Nobody's perfect and all games need fixing of typos or even a bit of tweeking to rules, but 4e was pretty obnoxious with its abundance of errata.
Happily, it seems WotC learned from this, and we should be back to nominal errata for the new edition.
Rules questions come up in play, so yeah, that's part of when the DDI access separates folks' experiences into the haves and have-nots.
I mean, the characters you build and the concepts you build them around stay with you for months, if not years, and change a bit at every level. Having DDI, beyond the access, makes comparisons, backtracking, organization, and sorting easy. That changes the specific options chosen, which changes the play of the character.
Neither of these are inherent issues with an online char builder/rules database as much as they are inherent issues with a complex ruleset that relies on precise detail to achieve its effects.
The issue with errata in 4e wasn't so much that it existed, or even the quantity of it, it was the impact of it. In 4e, a little change to a little rule could matter tremendously in play. A DM's best judgement of intent could send a power off the rails with just a little touch (say, changing "creatures" to "enemies" in the targeting of a burst or blast).
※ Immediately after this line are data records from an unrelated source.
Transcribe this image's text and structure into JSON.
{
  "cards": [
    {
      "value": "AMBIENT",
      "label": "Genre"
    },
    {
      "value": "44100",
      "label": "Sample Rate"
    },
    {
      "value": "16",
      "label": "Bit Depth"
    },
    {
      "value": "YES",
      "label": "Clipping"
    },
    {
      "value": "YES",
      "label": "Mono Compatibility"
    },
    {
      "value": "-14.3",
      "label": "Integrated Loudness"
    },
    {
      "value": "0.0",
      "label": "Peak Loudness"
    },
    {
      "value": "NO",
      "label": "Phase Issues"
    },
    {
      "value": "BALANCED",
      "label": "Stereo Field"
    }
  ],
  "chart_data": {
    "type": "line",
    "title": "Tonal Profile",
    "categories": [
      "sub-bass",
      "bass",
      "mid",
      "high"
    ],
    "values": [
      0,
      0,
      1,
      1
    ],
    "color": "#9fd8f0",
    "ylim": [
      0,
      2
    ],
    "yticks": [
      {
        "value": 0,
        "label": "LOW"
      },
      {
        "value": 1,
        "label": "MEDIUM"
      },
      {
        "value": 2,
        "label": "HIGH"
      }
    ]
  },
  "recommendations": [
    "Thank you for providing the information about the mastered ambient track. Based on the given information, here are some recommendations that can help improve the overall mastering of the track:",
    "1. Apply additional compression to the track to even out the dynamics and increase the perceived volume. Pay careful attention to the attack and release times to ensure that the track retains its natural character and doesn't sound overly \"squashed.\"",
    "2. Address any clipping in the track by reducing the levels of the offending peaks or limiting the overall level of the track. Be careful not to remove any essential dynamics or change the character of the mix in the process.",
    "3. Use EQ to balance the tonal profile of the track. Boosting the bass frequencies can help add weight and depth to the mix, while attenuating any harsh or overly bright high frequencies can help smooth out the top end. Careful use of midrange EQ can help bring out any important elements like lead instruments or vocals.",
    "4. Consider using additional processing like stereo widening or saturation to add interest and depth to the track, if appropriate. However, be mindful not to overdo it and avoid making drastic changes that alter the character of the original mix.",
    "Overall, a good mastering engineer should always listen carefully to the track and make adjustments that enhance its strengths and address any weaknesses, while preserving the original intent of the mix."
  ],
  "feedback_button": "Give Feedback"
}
I hope that 5e manages to be more flexible and resilient than that, less fragile. Elder e's certainly are (largely because balance was a much more theoretical thing in them), and there's cause to be optimistic. When 5e needs errata, regardless of the amount it needs, I would hope that the errata would be less necessary, less significant, less massive in play impact. So someone who has the updates might find them clearer or more strictly worded, but they won't risk changing the essential nature of the thing.
Tablet or phone use at my table are just symptoms of the real disease, which is poor DMing.
Er... no. At least, not so flatly and generally. If nothing else, compulsive internet use and ADD are real things, and we are GMs, not mental health professionals.
There are other, less clinical problems, where the major issue is still on the player's side, not the GM's.
I think the generalization - "all you guys who are complaining about distraction are just bad GMs!" - without having discussed it at length, is pretty dismissive.